2. How do the microstructures observed compare with the "standard" microstructures of
spheroidite, coarse martensite, fine martensite and tempered martensite?
3. How does the hardness vary with the tempering temperature?
4. How does the measured hardness of the specimen relate to its other mechanical
properties like strength, plasticity etc.?
5. For applications that require suitable toughness, a high tempered steel is preferred to a
low tempered steel.

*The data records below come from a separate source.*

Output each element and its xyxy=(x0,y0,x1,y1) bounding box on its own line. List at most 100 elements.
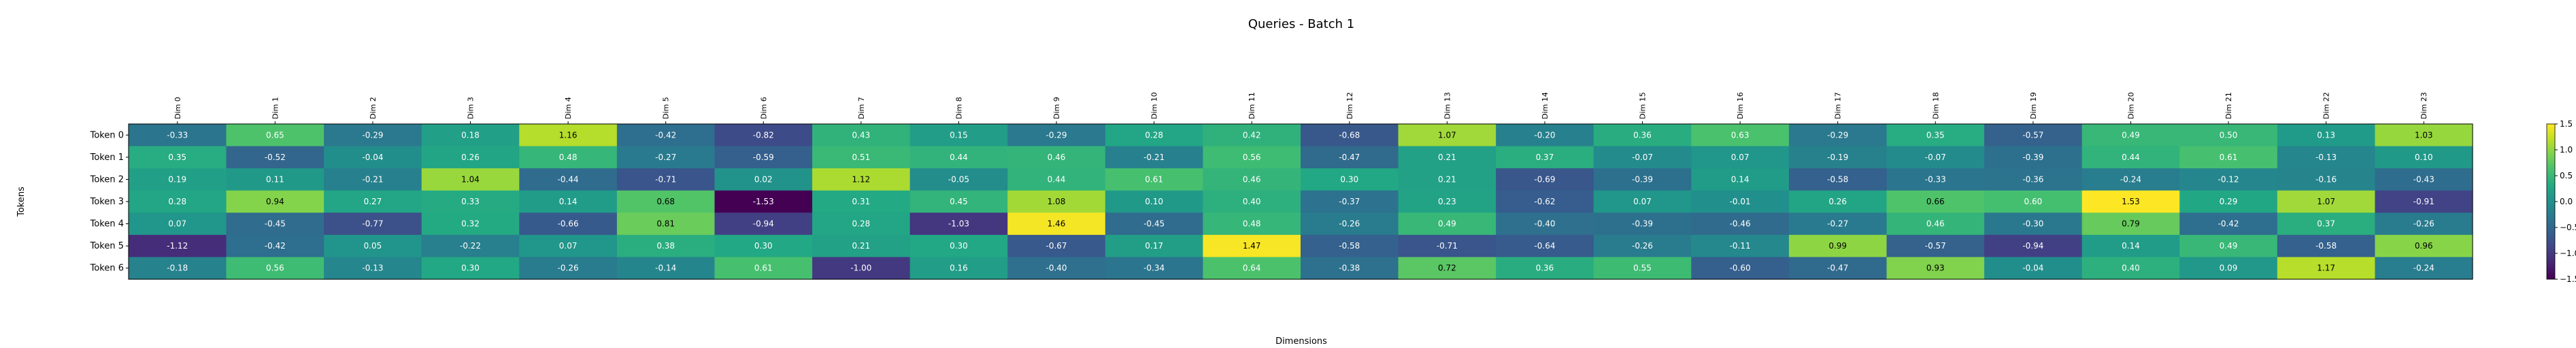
cell-value-label: 0.10 xyxy=(1145,197,1163,206)
cell-value-label: 0.44 xyxy=(1048,174,1066,184)
cell-value-label: 0.65 xyxy=(266,130,284,140)
heatmap-cell xyxy=(1691,168,1790,191)
heatmap-cell xyxy=(226,190,324,213)
cell-value-label: 0.29 xyxy=(2220,197,2238,206)
heatmap-cell xyxy=(519,257,618,280)
cell-value-label: 0.49 xyxy=(2220,241,2238,251)
cell-value-label: 0.02 xyxy=(754,174,773,184)
cell-value-label: -0.42 xyxy=(265,241,286,251)
heatmap-cell xyxy=(1886,124,1985,147)
heatmap-cell xyxy=(129,212,227,236)
cell-value-label: -0.39 xyxy=(1632,174,1653,184)
chart-title: Queries - Batch 1 xyxy=(1248,17,1354,31)
cell-value-label: -0.27 xyxy=(655,153,676,162)
colorbar-tick-label: 1.0 xyxy=(2560,145,2573,155)
x-tick-label: Dim 8 xyxy=(954,97,963,119)
cell-value-label: -0.19 xyxy=(1827,153,1848,162)
heatmap-cell xyxy=(1007,124,1106,147)
cell-value-label: -0.24 xyxy=(2120,174,2141,184)
heatmap-cell xyxy=(812,234,911,258)
heatmap-cell xyxy=(2179,146,2278,169)
heatmap-cell xyxy=(1593,146,1692,169)
heatmap-cell xyxy=(226,168,324,191)
colorbar-ticks: −1.5 −1.0 −0.5 0.0 0.5 1.0 1.5 xyxy=(2555,119,2576,284)
heatmap-cell xyxy=(909,146,1008,169)
x-tick-label: Dim 2 xyxy=(369,97,378,119)
cell-value-label: -0.04 xyxy=(362,153,383,162)
x-tick-label: Dim 18 xyxy=(1931,92,1940,119)
cell-value-label: 0.35 xyxy=(168,153,186,162)
cell-value-label: -0.39 xyxy=(1632,219,1653,229)
y-tick-label: Token 5 xyxy=(90,241,124,251)
cell-value-label: -0.91 xyxy=(2413,197,2435,206)
heatmap-cell xyxy=(421,190,520,213)
cell-value-label: -0.22 xyxy=(460,241,481,251)
heatmap-cell xyxy=(616,234,716,258)
heatmap-cell xyxy=(2375,124,2473,147)
heatmap-cell xyxy=(1886,146,1985,169)
heatmap-cell xyxy=(1984,257,2083,280)
cell-value-label: 0.21 xyxy=(852,241,871,251)
cell-value-label: -0.07 xyxy=(1632,153,1653,162)
cell-value-label: -0.12 xyxy=(2218,174,2239,184)
cell-value-label: 0.61 xyxy=(1145,174,1163,184)
heatmap-cell xyxy=(1593,168,1692,191)
heatmap-cell xyxy=(1496,168,1594,191)
cell-value-label: 0.61 xyxy=(754,264,773,273)
cell-value-label: 0.05 xyxy=(364,241,382,251)
heatmap-cell xyxy=(1788,146,1888,169)
cell-value-label: -0.57 xyxy=(2022,130,2043,140)
heatmap-cell xyxy=(2277,212,2376,236)
cell-value-label: 0.30 xyxy=(461,264,480,273)
x-tick-label: Dim 7 xyxy=(857,97,866,119)
heatmap-cell xyxy=(1203,212,1301,236)
heatmap-cell xyxy=(2375,212,2473,236)
cell-value-label: -0.66 xyxy=(558,219,579,229)
cell-value-label: -0.58 xyxy=(1339,241,1360,251)
x-tick-label: Dim 12 xyxy=(1345,92,1354,119)
heatmap-cell xyxy=(421,124,520,147)
y-axis-label: Tokens xyxy=(16,187,27,217)
cell-value-label: 0.26 xyxy=(461,153,480,162)
cell-value-label: 0.60 xyxy=(2024,197,2043,206)
x-tick-label: Dim 14 xyxy=(1541,92,1550,119)
y-axis-ticks: Token 0 Token 1 Token 2 Token 3 Token 4 Token… xyxy=(90,130,129,274)
cell-value-label: -0.29 xyxy=(362,130,383,140)
y-tick-label: Token 1 xyxy=(90,153,124,163)
heatmap-cell xyxy=(129,168,227,191)
cell-value-label: -0.69 xyxy=(1534,174,1555,184)
x-tick-label: Dim 23 xyxy=(2420,92,2428,119)
heatmap-cell xyxy=(1301,190,1399,213)
heatmap-cell xyxy=(812,190,911,213)
cell-value-label: 0.09 xyxy=(2220,264,2238,273)
cell-value-label: 0.07 xyxy=(1731,153,1750,162)
heatmap-cell xyxy=(1886,212,1985,236)
heatmap-cell xyxy=(1496,234,1594,258)
cell-value-label: 0.16 xyxy=(950,264,968,273)
heatmap-cell xyxy=(519,234,618,258)
heatmap-cell xyxy=(2375,257,2473,280)
cell-value-label: 0.79 xyxy=(2122,219,2140,229)
heatmap-cell xyxy=(421,212,520,236)
heatmap-cell xyxy=(2081,190,2180,213)
colorbar xyxy=(2546,123,2556,280)
cell-value-label: 1.08 xyxy=(1048,197,1066,206)
cell-value-label: 0.15 xyxy=(950,130,968,140)
cell-value-label: -1.00 xyxy=(850,264,871,273)
heatmap-cell xyxy=(2081,146,2180,169)
heatmap-cell xyxy=(1788,212,1888,236)
cell-value-label: -0.38 xyxy=(1339,264,1360,273)
heatmap-cell xyxy=(616,212,716,236)
cell-value-label: 0.10 xyxy=(2415,153,2433,162)
y-tick-label: Token 4 xyxy=(90,219,124,230)
heatmap-cell xyxy=(519,146,618,169)
cell-value-label: 0.44 xyxy=(950,153,968,162)
heatmap-cell xyxy=(1788,124,1888,147)
cell-value-label: -0.21 xyxy=(1143,153,1165,162)
heatmap-cell xyxy=(129,257,227,280)
cell-value-label: -0.45 xyxy=(1143,219,1165,229)
cell-value-label: -0.27 xyxy=(1827,219,1848,229)
cell-value-label: -0.13 xyxy=(2315,153,2337,162)
cell-value-label: 0.07 xyxy=(1633,197,1652,206)
heatmap-cell xyxy=(1496,257,1594,280)
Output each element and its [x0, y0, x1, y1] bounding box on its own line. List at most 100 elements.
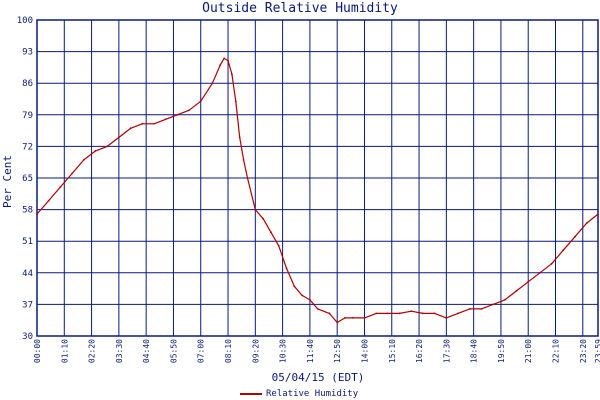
x-tick-label: 23:20: [579, 339, 588, 363]
x-tick-label: 16:20: [415, 339, 424, 363]
data-point: [363, 317, 366, 319]
data-point: [492, 303, 494, 306]
data-point: [219, 64, 222, 66]
x-tick-label: 11:40: [306, 339, 315, 363]
chart-title: Outside Relative Humidity: [202, 1, 398, 16]
y-tick-label: 65: [22, 174, 33, 184]
data-point: [309, 299, 311, 301]
x-tick-label: 12:50: [333, 339, 342, 363]
data-point: [82, 159, 85, 161]
data-point: [262, 217, 264, 220]
data-point: [457, 312, 459, 315]
data-point: [164, 118, 167, 121]
x-tick-label: 22:10: [552, 339, 561, 363]
y-tick-label: 86: [22, 79, 33, 89]
x-axis-label: 05/04/15 (EDT): [271, 371, 365, 384]
y-tick-label: 79: [22, 111, 33, 121]
x-tick-label: 19:50: [497, 339, 506, 363]
x-tick-label: 08:10: [224, 339, 233, 363]
y-tick-label: 51: [22, 237, 33, 247]
data-point: [585, 222, 588, 225]
data-point: [153, 122, 155, 125]
data-point: [277, 244, 280, 247]
x-tick-label: 02:20: [88, 339, 97, 363]
data-point: [445, 317, 448, 319]
x-tick-label: 18:40: [470, 339, 479, 363]
data-point: [246, 177, 249, 179]
y-axis-label: Per Cent: [1, 155, 15, 208]
data-point: [36, 213, 38, 216]
series-line-relative-humidity: [36, 57, 599, 324]
legend-swatch: [240, 393, 262, 395]
data-point: [527, 280, 530, 283]
data-point: [398, 312, 401, 315]
data-point: [118, 136, 120, 139]
data-point: [238, 136, 241, 139]
x-tick-label: 04:40: [142, 339, 151, 363]
y-axis-label-text: Per Cent: [1, 155, 14, 208]
data-point: [574, 235, 576, 238]
data-point: [59, 186, 62, 188]
data-point: [227, 59, 229, 62]
data-point: [597, 213, 599, 216]
data-point: [242, 159, 245, 161]
x-tick-label: 15:10: [388, 339, 397, 363]
data-point: [539, 271, 541, 274]
data-point: [328, 312, 331, 315]
data-point: [254, 208, 257, 211]
data-point: [515, 290, 518, 292]
x-tick-label: 23:59: [594, 339, 600, 363]
x-tick-label: 07:00: [197, 339, 206, 363]
data-point: [94, 150, 97, 152]
x-tick-label: 17:30: [442, 339, 451, 363]
y-tick-label: 58: [22, 206, 33, 216]
data-point: [270, 231, 272, 234]
x-tick-label: 14:00: [360, 339, 369, 363]
data-point: [375, 312, 378, 315]
y-tick-label: 44: [22, 269, 33, 279]
data-point: [234, 100, 237, 103]
x-tick-label: 10:30: [279, 339, 288, 363]
data-point: [223, 57, 226, 60]
data-point: [433, 312, 436, 315]
legend: Relative Humidity: [240, 388, 358, 400]
data-point: [188, 109, 190, 112]
data-point: [199, 100, 202, 103]
x-tick-label: 09:20: [251, 339, 260, 363]
data-point: [344, 317, 346, 319]
x-tick-label: 21:00: [524, 339, 533, 363]
y-tick-label: 93: [22, 48, 33, 58]
data-point: [480, 308, 483, 310]
legend-label: Relative Humidity: [266, 389, 359, 399]
data-point: [316, 308, 319, 310]
data-point: [211, 82, 214, 85]
data-point: [351, 317, 354, 319]
data-point: [422, 312, 424, 315]
y-tick-label: 72: [22, 142, 33, 152]
data-point: [71, 172, 73, 175]
data-point: [47, 199, 50, 202]
data-point: [129, 127, 132, 130]
y-tick-label: 100: [17, 16, 33, 26]
data-point: [336, 321, 339, 324]
data-point: [293, 285, 296, 288]
data-point: [562, 249, 565, 252]
data-point: [231, 73, 233, 76]
x-tick-label: 00:00: [33, 339, 42, 363]
data-point: [387, 312, 389, 315]
data-point: [106, 145, 109, 148]
data-point: [301, 294, 303, 297]
data-point: [468, 308, 471, 310]
plot-frame: [36, 19, 599, 337]
x-tick-label: 05:50: [169, 339, 178, 363]
x-tick-label: 01:10: [60, 339, 69, 363]
data-point: [285, 267, 288, 270]
y-tick-label: 30: [22, 332, 33, 342]
data-point: [176, 113, 179, 116]
data-point: [410, 310, 413, 313]
data-point: [550, 262, 553, 265]
y-tick-label: 37: [22, 300, 33, 310]
x-tick-label: 03:30: [115, 339, 124, 363]
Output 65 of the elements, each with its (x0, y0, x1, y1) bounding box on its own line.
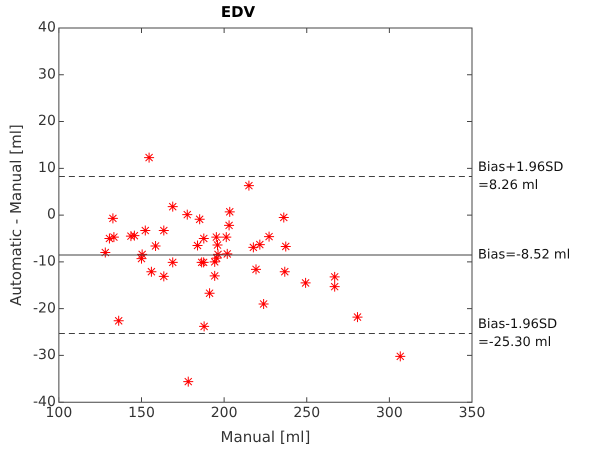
point (220, 232, 232, 243)
y-tick-label: -10 (32, 254, 56, 270)
ref-line-label: Bias+1.96SD =8.26 ml (478, 160, 564, 193)
point (144, 152, 155, 164)
point (329, 281, 340, 292)
point (158, 270, 170, 282)
point (212, 248, 224, 260)
point (204, 288, 216, 299)
point (224, 206, 236, 218)
point (300, 277, 312, 288)
x-tick-label: 250 (293, 405, 320, 422)
point (278, 212, 290, 223)
point (212, 240, 224, 251)
point (258, 298, 270, 310)
point (192, 240, 204, 252)
point (158, 225, 170, 236)
y-tick-label: -30 (32, 347, 56, 364)
x-axis-title: Manual [ml] (220, 428, 310, 446)
x-tick-label: 350 (458, 405, 486, 422)
point (108, 232, 120, 243)
y-tick-label: 0 (46, 206, 56, 223)
point (264, 231, 275, 242)
y-tick-label: 40 (38, 20, 56, 36)
point (279, 266, 290, 278)
point (107, 212, 118, 224)
point (140, 225, 151, 236)
x-tick-label: 150 (128, 405, 155, 422)
point (167, 256, 178, 268)
point (198, 232, 210, 244)
point (182, 209, 193, 220)
point (182, 376, 194, 388)
y-tick-label: 30 (38, 66, 56, 82)
y-tick-label: 20 (38, 113, 56, 130)
point (167, 201, 178, 212)
point (224, 220, 235, 231)
chart-title: EDV (220, 2, 256, 21)
point (329, 271, 340, 282)
point (146, 266, 157, 278)
point (211, 252, 222, 264)
point (210, 232, 222, 243)
point (198, 320, 210, 332)
point (194, 214, 206, 225)
point (243, 180, 254, 192)
point (254, 239, 266, 250)
point (150, 240, 162, 252)
point (352, 312, 363, 323)
point (250, 264, 262, 275)
ref-line-label: Bias-1.96SD =-25.30 ml (478, 316, 558, 350)
x-tick-label: 300 (376, 405, 403, 422)
point (113, 315, 124, 326)
point (104, 232, 115, 244)
point (209, 256, 220, 268)
point (100, 247, 111, 258)
point (394, 350, 406, 362)
y-tick-label: -20 (32, 300, 56, 316)
point (280, 240, 292, 252)
y-tick-label: 10 (38, 160, 56, 176)
y-axis-title: Automatic - Manual [ml] (6, 124, 25, 306)
point (125, 230, 136, 242)
point (222, 248, 233, 260)
point (209, 270, 220, 282)
ref-line-label: Bias=-8.52 ml (478, 247, 570, 262)
point (128, 230, 140, 242)
x-tick-label: 200 (210, 405, 238, 422)
point (248, 242, 259, 253)
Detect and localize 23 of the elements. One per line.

Can you explain this from the observed microstructures?
6. Why is it necessary to effect the transfer from the annealing furnace to the quenching
medium quickly? How quick is quick enough?
7. How do your measured hardness values compare to published data?

Structure of the report

Your report should include the following points:

1. Material
2. Selection of process parameters
3. Technology of heat treatment
4. Hardness measurements
5. Preparation of specimens for macroscopic examinations
6. Macroscopic examinations
7. Conclusions

References
[1] George E. Totten: Steel Heat Treatment Handbook - Metallurgy and Technologies, CRS Press
Taylor&Francis Group, 2 edition, 2007.

[2] George E. Totten: Steel Heat Treatment Handbook - Equipment and Process Design, CRS
Press Taylor&Francis Group, 2 edition, 2007.

[3] ASM Materials Information, ASM Handbooks on-line, vol. 4, 2010.